29.3. Studio: Introduction to Statistics and Data Modeling

29.3.1. Getting Started

Fork this GitHub repository and clone to your computer. If you need a refresher on how to do this see Instruction for Using Github w/Jupyter Notebooks.

The Kaggle dataset we will be using can be found here, and has been included in the repo for you already.

  1. Break into small groups.

  2. With each group choosing a different variable from group A and one from group B.

    1. Group A:

      1. sex

      2. anemia

      3. diabetes

      4. high_blood_preasure

      5. smoking

    2. Group B:

      1. Ejection_fraction

      2. creatinine_phosphokinase

      3. age

      4. serum_sodium

      5. platelets

  3. Once you have your group, everyone in the group needs to work along in their own notebook, adding code to help answer the questions.

  4. Discuss as a group what observations can be made and any inferences that you might make regarding each variable.

  5. Answer the questions and record your observations in the space provided.

  6. Each group member will submit their own notebook at the end of the studio.

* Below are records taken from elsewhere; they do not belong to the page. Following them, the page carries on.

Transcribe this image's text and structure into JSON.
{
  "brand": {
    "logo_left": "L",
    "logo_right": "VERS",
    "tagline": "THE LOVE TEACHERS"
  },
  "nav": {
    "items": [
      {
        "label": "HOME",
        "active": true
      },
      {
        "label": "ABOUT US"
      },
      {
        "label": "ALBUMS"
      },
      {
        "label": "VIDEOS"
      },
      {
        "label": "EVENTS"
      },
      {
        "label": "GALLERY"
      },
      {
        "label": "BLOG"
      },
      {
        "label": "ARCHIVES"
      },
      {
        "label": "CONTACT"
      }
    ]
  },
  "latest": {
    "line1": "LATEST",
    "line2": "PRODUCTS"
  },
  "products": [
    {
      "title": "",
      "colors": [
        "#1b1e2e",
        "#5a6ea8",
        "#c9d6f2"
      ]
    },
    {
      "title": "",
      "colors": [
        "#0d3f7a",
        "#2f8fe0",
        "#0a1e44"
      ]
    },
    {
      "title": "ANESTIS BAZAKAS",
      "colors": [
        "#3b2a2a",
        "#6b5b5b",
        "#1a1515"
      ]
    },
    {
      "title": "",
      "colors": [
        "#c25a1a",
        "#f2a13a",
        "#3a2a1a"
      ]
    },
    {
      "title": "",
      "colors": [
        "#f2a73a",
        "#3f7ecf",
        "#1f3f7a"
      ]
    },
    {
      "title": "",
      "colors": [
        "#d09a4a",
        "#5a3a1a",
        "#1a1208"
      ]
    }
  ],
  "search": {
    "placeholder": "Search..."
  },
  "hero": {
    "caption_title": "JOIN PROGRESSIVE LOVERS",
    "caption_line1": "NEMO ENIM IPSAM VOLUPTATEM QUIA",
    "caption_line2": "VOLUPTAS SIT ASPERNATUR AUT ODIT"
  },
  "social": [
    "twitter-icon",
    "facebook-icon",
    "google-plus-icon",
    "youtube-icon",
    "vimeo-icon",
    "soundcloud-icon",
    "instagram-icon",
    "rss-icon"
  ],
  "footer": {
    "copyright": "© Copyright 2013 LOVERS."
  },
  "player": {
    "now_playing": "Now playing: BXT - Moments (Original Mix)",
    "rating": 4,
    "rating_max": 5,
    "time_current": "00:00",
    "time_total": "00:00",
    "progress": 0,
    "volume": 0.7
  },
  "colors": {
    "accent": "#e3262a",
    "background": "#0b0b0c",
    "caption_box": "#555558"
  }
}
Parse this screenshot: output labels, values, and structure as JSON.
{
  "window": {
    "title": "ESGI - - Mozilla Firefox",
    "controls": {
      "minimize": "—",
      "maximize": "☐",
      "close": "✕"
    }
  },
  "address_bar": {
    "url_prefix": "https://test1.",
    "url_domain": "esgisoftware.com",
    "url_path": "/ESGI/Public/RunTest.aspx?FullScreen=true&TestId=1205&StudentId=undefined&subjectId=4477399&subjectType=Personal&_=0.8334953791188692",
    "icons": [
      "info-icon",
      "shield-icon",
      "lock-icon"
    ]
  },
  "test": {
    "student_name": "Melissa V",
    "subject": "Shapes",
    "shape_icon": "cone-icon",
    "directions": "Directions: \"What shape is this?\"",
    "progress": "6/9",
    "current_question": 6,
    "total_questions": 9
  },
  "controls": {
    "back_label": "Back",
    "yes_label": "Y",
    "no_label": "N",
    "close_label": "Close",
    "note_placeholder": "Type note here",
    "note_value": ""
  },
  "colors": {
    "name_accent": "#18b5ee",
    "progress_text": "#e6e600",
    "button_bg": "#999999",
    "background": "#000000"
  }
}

  7. Use the last 30 minutes of studio time to regroup and discuss what each group has learned about their variables and what inferences they would want to explore further.

29.3.2. Submitting Your Work

When finished make sure to push your changes up to GitHub. Copy the link to your GitHub repository and paste it into the submission box in Canvas for Studio: Data Modeling Part 1 and click Submit.